MSF's international president Dr. Joanne Liu said that there was a probability that the airstrikes were carried out by the government-led alliance.
"We say probability because we don't have more facts than the accounts from our staff," Liu told a news briefing.
"The only thing predominantly in the region is the Syrian government-led coalition."
U.S.-led strikes kill 15 civilians in northeast Syria: activists
AFP has more on the reports that U.S.-led airstrikes in northeast Syria today have killed 15 civilians, including three children.

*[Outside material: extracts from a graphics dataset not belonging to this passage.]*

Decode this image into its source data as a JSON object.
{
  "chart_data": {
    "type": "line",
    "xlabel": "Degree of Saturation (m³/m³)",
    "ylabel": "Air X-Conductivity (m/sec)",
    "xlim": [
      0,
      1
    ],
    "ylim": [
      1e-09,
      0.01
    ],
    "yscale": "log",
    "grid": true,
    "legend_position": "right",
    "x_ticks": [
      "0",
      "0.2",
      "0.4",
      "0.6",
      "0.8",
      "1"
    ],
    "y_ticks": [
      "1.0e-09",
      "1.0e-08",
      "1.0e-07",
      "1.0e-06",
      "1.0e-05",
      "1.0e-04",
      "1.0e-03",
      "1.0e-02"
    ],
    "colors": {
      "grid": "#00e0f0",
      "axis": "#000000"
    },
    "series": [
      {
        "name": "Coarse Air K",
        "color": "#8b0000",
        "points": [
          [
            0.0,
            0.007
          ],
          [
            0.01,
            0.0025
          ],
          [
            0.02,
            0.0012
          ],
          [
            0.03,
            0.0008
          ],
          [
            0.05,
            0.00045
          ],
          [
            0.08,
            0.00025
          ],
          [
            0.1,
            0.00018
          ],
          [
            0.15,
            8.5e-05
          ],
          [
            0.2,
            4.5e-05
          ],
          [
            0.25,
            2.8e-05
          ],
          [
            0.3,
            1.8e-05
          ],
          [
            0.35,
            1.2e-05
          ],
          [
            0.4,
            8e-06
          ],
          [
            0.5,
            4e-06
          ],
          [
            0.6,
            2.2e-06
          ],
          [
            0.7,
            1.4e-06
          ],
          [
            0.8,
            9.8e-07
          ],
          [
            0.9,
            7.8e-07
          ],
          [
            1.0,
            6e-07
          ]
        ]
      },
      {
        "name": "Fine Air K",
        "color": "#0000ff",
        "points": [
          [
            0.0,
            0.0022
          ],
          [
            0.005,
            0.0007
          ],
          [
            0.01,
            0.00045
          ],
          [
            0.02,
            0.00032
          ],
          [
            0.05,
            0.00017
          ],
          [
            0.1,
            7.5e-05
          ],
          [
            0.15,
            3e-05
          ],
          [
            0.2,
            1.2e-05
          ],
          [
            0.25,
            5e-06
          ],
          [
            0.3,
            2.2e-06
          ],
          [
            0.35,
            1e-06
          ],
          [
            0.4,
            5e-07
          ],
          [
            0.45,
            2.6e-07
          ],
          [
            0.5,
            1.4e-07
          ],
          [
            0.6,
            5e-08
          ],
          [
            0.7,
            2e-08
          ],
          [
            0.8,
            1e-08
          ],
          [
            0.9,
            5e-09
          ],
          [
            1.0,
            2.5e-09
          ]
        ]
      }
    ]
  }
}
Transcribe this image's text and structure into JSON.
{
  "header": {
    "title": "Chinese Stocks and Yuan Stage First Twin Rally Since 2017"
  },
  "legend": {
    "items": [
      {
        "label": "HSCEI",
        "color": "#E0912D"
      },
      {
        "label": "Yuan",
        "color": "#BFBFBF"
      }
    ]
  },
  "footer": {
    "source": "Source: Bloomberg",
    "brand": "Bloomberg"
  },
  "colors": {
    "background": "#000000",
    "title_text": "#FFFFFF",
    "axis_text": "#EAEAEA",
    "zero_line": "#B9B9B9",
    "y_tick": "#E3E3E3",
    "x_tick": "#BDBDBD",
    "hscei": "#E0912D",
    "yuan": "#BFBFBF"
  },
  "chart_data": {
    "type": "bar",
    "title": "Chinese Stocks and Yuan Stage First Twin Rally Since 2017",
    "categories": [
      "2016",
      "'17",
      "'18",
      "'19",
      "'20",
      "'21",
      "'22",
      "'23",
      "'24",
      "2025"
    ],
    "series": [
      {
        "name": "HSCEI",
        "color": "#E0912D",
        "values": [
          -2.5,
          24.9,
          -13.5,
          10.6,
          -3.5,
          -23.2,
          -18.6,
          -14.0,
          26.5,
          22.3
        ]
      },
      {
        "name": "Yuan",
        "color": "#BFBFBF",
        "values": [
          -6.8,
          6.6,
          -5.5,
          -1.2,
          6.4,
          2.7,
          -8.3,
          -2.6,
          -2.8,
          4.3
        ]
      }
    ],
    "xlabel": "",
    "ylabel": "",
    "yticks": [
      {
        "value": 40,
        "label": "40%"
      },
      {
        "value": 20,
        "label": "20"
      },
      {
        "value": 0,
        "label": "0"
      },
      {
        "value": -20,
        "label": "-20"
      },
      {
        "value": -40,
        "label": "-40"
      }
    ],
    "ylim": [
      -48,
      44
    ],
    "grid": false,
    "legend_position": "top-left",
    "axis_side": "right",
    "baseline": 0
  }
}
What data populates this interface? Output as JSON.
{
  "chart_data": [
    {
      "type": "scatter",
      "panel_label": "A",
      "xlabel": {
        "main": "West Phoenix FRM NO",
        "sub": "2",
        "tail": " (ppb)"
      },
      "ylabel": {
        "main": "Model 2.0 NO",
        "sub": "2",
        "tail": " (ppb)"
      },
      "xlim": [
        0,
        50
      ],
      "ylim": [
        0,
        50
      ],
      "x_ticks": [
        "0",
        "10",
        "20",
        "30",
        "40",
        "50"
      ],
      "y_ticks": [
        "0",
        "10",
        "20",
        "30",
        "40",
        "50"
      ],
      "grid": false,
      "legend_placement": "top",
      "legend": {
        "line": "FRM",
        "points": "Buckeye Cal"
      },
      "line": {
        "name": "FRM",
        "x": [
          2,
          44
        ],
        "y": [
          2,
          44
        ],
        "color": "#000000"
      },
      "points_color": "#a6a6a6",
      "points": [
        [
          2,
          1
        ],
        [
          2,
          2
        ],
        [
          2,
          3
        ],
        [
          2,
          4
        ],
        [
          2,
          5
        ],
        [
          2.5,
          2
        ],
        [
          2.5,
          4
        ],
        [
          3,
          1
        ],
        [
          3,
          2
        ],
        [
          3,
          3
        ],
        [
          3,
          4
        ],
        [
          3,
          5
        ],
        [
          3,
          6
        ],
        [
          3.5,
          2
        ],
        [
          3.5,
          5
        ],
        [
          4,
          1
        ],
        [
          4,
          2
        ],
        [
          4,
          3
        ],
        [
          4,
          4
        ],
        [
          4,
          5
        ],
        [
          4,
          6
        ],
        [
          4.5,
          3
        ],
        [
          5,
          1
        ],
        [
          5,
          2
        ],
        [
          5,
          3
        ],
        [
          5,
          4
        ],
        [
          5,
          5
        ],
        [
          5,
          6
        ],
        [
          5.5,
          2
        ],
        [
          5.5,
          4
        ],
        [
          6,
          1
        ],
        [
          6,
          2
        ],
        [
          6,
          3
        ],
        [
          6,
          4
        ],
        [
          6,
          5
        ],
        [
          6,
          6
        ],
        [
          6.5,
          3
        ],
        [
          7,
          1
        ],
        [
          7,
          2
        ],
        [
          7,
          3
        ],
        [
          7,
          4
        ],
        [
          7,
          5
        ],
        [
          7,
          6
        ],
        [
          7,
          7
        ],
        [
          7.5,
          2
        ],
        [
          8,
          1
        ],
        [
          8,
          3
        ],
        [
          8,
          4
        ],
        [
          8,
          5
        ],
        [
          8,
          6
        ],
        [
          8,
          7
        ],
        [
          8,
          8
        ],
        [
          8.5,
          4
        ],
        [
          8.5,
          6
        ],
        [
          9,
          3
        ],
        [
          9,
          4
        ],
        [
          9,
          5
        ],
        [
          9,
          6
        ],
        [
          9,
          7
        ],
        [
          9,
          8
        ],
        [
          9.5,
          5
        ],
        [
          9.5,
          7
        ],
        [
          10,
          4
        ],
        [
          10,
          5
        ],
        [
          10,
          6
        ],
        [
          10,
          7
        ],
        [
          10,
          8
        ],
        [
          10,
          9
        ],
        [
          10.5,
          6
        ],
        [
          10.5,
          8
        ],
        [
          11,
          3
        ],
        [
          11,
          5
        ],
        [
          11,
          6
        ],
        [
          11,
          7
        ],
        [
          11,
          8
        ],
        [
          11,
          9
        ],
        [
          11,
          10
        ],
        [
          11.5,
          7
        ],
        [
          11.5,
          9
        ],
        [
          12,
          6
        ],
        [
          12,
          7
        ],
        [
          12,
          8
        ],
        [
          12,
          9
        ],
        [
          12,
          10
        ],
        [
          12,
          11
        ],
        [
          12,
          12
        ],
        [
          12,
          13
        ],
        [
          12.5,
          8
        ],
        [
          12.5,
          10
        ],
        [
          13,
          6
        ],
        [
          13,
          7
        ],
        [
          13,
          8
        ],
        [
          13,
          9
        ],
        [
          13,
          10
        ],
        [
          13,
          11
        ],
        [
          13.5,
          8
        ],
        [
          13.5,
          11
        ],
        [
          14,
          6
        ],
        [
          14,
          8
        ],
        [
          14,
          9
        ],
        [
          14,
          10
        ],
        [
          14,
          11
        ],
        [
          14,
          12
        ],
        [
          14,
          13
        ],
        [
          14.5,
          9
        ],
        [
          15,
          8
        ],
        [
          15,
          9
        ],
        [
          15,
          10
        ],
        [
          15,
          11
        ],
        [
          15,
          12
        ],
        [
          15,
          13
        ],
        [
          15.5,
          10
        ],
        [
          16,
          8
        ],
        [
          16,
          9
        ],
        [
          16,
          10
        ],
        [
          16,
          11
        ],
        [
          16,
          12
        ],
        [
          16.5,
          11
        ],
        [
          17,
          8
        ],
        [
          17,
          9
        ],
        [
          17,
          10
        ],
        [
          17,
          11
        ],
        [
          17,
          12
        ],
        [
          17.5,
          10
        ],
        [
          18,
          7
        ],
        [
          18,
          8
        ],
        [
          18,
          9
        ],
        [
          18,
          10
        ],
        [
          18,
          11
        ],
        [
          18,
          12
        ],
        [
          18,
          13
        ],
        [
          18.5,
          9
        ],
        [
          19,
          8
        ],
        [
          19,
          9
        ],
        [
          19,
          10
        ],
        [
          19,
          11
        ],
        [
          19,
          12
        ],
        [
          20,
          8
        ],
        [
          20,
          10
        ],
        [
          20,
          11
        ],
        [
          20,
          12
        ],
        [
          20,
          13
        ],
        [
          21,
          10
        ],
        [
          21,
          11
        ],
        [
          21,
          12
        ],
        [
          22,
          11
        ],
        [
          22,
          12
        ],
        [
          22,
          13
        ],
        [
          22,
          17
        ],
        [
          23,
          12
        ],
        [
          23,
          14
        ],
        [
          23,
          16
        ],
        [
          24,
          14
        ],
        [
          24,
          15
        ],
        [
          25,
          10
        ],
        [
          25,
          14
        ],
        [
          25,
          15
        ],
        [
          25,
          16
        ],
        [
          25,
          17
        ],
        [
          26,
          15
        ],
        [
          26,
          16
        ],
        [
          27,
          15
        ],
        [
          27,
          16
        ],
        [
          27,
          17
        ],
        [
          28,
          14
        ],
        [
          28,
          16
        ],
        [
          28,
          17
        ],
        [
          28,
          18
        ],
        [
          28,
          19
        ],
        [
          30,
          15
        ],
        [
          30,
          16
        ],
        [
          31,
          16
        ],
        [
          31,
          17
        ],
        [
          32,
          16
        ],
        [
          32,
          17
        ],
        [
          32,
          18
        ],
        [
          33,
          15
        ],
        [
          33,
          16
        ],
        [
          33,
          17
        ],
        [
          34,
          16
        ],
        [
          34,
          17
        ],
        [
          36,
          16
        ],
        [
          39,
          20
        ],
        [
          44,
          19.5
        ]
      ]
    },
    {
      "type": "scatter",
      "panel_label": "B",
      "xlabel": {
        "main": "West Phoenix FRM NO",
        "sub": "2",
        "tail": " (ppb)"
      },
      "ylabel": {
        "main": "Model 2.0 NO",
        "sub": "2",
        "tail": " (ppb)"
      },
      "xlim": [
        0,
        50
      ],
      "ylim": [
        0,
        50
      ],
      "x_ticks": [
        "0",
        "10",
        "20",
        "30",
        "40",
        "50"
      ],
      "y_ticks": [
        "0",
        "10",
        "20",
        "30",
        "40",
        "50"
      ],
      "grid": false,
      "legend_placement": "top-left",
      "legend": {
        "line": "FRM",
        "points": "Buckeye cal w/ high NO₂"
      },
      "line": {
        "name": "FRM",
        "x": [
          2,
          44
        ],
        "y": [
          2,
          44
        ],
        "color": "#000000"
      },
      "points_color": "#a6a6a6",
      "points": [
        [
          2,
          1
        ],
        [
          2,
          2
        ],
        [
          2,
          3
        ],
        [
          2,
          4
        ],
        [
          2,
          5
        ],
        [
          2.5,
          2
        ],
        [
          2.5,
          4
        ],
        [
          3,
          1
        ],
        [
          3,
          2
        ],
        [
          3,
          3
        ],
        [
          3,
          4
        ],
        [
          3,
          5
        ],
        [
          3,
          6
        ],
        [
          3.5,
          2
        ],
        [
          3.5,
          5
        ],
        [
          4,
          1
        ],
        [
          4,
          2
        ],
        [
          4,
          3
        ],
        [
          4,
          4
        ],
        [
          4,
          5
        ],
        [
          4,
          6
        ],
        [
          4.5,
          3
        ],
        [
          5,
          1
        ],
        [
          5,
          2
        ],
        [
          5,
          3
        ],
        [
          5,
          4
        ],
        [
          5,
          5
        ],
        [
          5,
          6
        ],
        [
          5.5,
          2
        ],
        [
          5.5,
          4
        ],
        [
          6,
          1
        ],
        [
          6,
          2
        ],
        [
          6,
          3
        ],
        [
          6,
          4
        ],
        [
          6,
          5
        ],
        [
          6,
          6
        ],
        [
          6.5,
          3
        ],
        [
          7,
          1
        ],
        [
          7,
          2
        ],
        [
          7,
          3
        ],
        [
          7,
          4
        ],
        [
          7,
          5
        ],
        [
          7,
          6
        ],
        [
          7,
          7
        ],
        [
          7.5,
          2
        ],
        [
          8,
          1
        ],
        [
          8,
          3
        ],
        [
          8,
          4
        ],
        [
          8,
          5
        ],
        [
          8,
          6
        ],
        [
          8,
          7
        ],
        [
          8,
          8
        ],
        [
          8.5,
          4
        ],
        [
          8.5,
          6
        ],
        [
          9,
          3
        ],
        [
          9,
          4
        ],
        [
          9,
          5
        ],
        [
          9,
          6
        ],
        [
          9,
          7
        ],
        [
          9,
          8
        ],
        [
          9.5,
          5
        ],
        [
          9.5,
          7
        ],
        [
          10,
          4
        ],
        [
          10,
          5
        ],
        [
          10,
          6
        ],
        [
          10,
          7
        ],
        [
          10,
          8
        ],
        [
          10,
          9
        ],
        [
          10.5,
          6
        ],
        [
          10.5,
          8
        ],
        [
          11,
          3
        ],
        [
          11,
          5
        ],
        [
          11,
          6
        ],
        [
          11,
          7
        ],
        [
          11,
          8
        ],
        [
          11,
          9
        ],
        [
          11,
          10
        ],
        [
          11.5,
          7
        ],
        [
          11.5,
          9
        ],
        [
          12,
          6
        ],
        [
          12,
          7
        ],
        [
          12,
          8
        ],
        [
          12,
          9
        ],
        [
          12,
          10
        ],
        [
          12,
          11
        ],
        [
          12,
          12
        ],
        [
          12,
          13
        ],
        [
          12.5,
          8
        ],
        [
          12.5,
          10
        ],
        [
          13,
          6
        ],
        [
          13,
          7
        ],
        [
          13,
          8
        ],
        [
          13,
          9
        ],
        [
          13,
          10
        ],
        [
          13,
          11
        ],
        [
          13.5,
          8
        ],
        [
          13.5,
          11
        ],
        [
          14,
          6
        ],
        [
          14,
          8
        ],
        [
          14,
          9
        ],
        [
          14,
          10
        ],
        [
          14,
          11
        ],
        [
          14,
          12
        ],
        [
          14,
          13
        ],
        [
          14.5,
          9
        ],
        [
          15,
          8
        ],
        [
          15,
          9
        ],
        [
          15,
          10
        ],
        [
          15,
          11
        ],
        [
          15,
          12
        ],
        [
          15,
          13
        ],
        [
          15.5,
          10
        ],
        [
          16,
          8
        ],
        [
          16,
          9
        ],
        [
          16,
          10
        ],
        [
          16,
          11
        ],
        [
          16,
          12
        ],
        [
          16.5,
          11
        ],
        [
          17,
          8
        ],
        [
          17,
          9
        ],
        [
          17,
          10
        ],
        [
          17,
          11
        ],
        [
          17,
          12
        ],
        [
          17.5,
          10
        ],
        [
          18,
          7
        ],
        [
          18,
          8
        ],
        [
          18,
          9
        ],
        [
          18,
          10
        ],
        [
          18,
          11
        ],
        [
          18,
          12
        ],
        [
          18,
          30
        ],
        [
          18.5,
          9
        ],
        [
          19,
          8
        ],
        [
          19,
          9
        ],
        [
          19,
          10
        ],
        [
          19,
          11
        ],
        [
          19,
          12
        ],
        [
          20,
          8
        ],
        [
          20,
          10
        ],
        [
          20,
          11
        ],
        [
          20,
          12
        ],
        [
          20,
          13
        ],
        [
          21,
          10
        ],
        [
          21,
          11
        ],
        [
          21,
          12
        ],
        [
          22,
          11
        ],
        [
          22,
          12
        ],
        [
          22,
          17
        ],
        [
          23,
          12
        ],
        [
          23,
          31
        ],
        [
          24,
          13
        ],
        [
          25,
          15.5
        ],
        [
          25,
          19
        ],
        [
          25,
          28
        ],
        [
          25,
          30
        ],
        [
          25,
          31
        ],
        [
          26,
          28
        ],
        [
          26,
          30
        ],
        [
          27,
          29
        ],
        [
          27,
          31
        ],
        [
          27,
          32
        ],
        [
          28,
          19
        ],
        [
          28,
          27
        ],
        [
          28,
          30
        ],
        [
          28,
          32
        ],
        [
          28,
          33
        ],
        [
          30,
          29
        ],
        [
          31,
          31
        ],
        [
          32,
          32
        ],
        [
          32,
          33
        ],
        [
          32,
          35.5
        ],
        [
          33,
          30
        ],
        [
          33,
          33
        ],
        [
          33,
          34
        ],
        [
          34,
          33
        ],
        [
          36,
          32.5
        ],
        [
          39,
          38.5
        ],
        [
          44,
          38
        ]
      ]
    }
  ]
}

AFP is quoting the Syrian Observatory for Human Rights who say that the strikes hit four IS-controlled villages in Hasakah province.
Nine IS militants were also killed in the strikes, according to SOHR.
SOHR say that since Feb. 16, a total of 38 civilians have been killed by U.S.-led strikes on IS-controlled areas of Hasakah province including 15 in the town of Al-Shadadi on Feb. 16 and eight in an IS-controlled village on Feb. 17.
The coalition has reportedly stepped up airstrikes in Hasakah province, AFP say, amid a new operation by the Kurdish-led Syrian Democratic Forces alliance in the south of the province.
No-fly zone unlikely to help 'our war on terror' near Aleppo: Kremlin spokesman
Kremlin spokesman Dmitry Peskov has said that the creation of a no-fly zone in northern Syria will not help combat terrorism there, RIA Novosti reports.
Peskov was responding to comments by German Chancellor Angela Merkel who said on Feb. 17 that some kind of no-fly zone could help ease the humanitarian situation in northern Aleppo province.
"The thing is that active operations are being carried out there, aimed at fighting terrorist organizations, who are also hiding out in those areas, so these sorts of things [no fly zones] would be unlikely to contribute to the effectiveness of our war on terrorism," Peskov said.